Dystrophin and calcium current are decreased in cardiomyocytes expressing Cre enzyme driven by αMHC but not TNT promoter

The Cre/lox system is a potent technology to control gene expression in mouse tissues. However, cardiac-specific Cre recombinase expression alone can lead to cardiac alterations when no loxP sites are present, which is not well understood. Many loxP-like sites have been identified in the mouse genome that might be Cre sensitive. One of them is located in the Dmd gene encoding dystrophin, a protein important for the function and stabilization of voltage-gated calcium (Ca v 1.2) and sodium (Na v 1.5) channels, respectively. Here, we investigate whether Cre affects dystrophin expression and function in hearts without loxP sites in the genome. In mice expressing Cre under the alpha-myosin heavy chain (MHC-Cre) or Troponin T (TNT-Cre) promoter, we investigated dystrophin expression, Na v 1.5 expression, and Ca v 1.2 function.

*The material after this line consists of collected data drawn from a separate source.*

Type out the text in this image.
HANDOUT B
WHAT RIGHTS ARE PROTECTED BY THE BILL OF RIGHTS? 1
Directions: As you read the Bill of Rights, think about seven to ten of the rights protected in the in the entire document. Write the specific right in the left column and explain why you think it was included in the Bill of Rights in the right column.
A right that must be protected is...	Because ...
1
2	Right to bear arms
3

Compared to age-matched MHC-Cre − mice, dystrophin protein level was significantly decreased in hearts from MHC-Cre + mice of more than 12-weeks-old. Quantitative RT-PCR revealed decreased mRNA levels of Dmd gene. Unexpectedly, calcium current ( I CaL ), but not Na v 1.5 protein expression was altered in those mice. Surprisingly, in hearts from 12-week-old and older TNT-Cre + mice, neither I CaL nor dystrophin and Na v 1.5 protein content were altered compared to TNT-Cre − . Cre recombinase unpredictably affects cardiac phenotype, and Cre-expressing mouse models should be carefully investigated before experimental use.